Social divergence

A dramatic departure from the strictly positive course of the late 1990s and 2000s has been the key reversal in cultural trends. This is something that has been underway for many months. This "social divergence" has been an underlying trend in our social moods. When spirits are rising, there follow feelings of social brotherhood and acceptance of various races. The converse, low morale, leads to a tide of discontent and, among other things, hostility toward outsiders, other races, and groups, typical of a general state of mind in a weak economy.

Society in Canada over the post-war decades has become increasingly multicultural, accommodating many culturally distinct groups.  Most people here hitherto have accepted that change, and were justifiably proud of our diverse population.

Few people like change, so it is understandable but inexcusable that new immigrants add to our anxieties about the composition of our community. More than two-thirds of immigrants over the past year have come from China, India, and the Philippines, and the immigration from the Caribbean area also has soared. The resulting multiculturalism has become a matter of some controversy. Negative attitudes have been accentuated by a sliding economy.
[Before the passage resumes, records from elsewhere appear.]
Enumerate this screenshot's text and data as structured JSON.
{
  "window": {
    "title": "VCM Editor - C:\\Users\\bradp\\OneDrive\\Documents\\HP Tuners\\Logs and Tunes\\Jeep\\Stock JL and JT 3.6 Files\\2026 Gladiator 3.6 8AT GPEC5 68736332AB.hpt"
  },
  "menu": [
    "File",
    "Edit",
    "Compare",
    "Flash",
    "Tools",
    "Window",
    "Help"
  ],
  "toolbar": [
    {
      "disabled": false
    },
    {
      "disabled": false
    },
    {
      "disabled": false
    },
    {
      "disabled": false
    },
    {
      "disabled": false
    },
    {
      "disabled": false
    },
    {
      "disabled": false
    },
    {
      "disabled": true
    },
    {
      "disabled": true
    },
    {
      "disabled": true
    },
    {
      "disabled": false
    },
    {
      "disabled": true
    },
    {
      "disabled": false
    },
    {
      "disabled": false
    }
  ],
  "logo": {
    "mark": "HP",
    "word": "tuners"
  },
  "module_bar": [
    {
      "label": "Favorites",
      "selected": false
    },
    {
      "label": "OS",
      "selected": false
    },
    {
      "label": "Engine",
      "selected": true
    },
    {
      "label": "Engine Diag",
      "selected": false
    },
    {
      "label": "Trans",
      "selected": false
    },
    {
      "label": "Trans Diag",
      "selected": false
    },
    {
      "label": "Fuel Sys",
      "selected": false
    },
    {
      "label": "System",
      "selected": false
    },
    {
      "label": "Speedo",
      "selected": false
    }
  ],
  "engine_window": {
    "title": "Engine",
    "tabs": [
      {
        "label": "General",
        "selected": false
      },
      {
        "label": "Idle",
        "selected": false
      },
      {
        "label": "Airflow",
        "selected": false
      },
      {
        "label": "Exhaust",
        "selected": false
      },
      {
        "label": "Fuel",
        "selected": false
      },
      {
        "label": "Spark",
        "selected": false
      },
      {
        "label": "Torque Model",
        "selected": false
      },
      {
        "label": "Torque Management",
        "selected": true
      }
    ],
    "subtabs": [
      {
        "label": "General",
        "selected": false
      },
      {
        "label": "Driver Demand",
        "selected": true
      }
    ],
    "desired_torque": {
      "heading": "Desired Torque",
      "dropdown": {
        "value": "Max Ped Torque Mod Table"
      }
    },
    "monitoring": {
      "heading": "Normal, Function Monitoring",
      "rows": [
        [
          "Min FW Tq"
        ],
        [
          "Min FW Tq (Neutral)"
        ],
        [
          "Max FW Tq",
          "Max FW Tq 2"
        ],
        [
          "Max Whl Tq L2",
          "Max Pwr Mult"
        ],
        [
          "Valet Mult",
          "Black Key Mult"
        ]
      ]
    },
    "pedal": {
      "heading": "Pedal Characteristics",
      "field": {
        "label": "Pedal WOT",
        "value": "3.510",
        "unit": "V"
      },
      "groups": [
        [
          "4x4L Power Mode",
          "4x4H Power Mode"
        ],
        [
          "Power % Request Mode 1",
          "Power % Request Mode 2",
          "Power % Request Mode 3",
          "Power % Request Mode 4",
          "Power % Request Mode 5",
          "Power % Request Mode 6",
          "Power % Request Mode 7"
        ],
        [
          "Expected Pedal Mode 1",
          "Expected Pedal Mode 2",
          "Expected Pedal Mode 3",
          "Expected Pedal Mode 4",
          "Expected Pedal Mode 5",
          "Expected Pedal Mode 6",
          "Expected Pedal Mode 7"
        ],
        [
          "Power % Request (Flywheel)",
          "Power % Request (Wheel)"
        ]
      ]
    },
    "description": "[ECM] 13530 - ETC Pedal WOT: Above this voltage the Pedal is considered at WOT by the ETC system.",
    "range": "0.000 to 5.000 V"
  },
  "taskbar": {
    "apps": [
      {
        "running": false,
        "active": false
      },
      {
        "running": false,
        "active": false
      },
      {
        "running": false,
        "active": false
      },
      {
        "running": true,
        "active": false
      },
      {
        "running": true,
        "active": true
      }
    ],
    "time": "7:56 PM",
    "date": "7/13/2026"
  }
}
The rising tide of gang violence in our major cities has heightened tensions on this issue. Some advocate racial profiling, as they attribute the recent incidence of gang "warfare" to immigrants from those unfamiliar sources. That is most unfortunate, as the problem is not the ethnicity of the troublemakers, but rather the unavailability of economic opportunities coupled with the lack of adequate training.

There are several reasons why anti-multiculturalism is wrong. First, left to their own devices these "different" immigrants are hard-working and law-abiding. Teachers report that these new immigrants are better behaved and more conscientious than the general population.

Then too, multicultural critics tend to focus on easy targets, such as the requirement that female voters be unveiled or the right to wear certain clothes as members of the RCMP. What this says is that the rest of the population needs improved cultural preparation. Long ago there was antagonism toward Roman Catholics, but that eventually was dissipated. Similarly, discrimination against those with certain sexual preferences is diminishing, notably among young people. To avoid any ruckus, more understanding will help avoid prejudices.

Also, there should be an appreciation of the contributions that multiculturalism has brought about in our economy. All immigrants are consumers and they fill jobs that many are reluctant to take. Their pay helps to maintain social insurance and pensions as viable.

The only caveat here is that our immigration officials must try to dispel the feeling that there is an aversion to accepting immigrants from traditional countries, such as European ones. Widespread rumours about that should be quelled. Then multiculturalism would be accepted by almost everyone, as an excellent example of the best in Canada.